Sukuk Negara yang akan dilelang seri IFR 0003 dan seri IFR 0004 dengan jumlah rencana indikatif Rp 1,5 triliun.
"Empat belas peserta yang akan mengikuti lelang," ucap Dirjen Perbendaharaan Negara Departemen Keuangan Herry Purnomo saat acara Inverstor Gathering di Jakarta, Selasa (6/10).
Herry menjelaskan, penjualan SBSN akan dilaksanakan dengan sistem pelelangan oleh BI. Lelang bersifat terbuka (open auction), dengan metode harga beragam (multiple price).

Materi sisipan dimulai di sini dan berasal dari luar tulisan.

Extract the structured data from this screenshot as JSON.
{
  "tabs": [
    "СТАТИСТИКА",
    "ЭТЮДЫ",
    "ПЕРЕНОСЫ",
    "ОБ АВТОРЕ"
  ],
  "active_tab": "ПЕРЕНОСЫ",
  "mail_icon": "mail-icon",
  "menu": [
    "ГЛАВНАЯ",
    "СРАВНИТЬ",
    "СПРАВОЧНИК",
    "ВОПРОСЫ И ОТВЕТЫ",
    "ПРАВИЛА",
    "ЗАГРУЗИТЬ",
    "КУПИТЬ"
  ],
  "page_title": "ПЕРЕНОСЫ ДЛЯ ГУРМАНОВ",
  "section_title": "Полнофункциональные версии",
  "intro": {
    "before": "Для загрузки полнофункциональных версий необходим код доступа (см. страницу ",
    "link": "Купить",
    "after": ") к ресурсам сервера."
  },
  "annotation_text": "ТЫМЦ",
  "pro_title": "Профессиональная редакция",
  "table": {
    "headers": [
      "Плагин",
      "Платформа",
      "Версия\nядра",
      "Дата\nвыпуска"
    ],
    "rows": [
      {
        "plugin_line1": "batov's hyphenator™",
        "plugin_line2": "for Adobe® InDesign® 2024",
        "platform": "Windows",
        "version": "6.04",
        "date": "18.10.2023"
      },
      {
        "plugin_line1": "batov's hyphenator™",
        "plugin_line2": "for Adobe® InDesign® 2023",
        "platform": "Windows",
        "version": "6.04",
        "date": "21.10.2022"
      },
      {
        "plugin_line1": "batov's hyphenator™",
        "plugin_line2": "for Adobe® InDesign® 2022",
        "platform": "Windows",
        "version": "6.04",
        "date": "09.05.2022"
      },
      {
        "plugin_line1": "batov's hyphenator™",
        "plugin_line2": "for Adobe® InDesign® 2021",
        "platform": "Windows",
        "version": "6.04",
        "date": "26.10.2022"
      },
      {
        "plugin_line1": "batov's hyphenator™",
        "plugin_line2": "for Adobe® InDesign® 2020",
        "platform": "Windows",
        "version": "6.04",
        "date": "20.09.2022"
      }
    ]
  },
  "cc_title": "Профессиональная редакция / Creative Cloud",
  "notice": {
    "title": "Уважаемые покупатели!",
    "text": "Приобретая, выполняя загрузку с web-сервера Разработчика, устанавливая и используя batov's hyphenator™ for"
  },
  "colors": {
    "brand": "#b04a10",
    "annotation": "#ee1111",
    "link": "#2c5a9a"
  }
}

Penerbitan SBSN menggunakan underlying asset berupa Barang Milik Negara yang telah disetujui DPR pada 31 Agustus 2009 .
Selain itu, penerbitan telah memenuhi persyaratan dalam pasal 2 ayat 3 Peraturan Menteri Nomor 04/PMK. 8/2009 tentang Pengelolaan Aset Surat Berharga Syariah Negara yang Berasal dari Barang Milik Negara.
SBSN seri IF 0003 dan seri IFR 0004 akan diterbitkan menggunakan akad Ijarah Sale Lease Back dan telah mendapat pernyataan kesesuaian Syariah dari Dewan Syariah Nasional MUI pada 10 Agustus 2009 .
Peserta lelang terdiri dari bank dan perusahaan efek. Bank yang mengikuti lelang adalah PT Bank Mandiri, PT BRI, PT Bank Permata, PT Bank Panin, The Hongkong and Shanghai Banking Corporation Limited, PT Bank OCBC NISP, Standard Chartered Bank, PT CIMB Niaga, PT Bank Internasional Indonesia, dan PT BPN Jawa Barat dan Banten.
Sedangkan perusahaan efek, yaitu PT Danareksa Sekuritas, PT Mandiri Sekuritas, PT Trimegah Securitas, dan PT Bahana Securitas.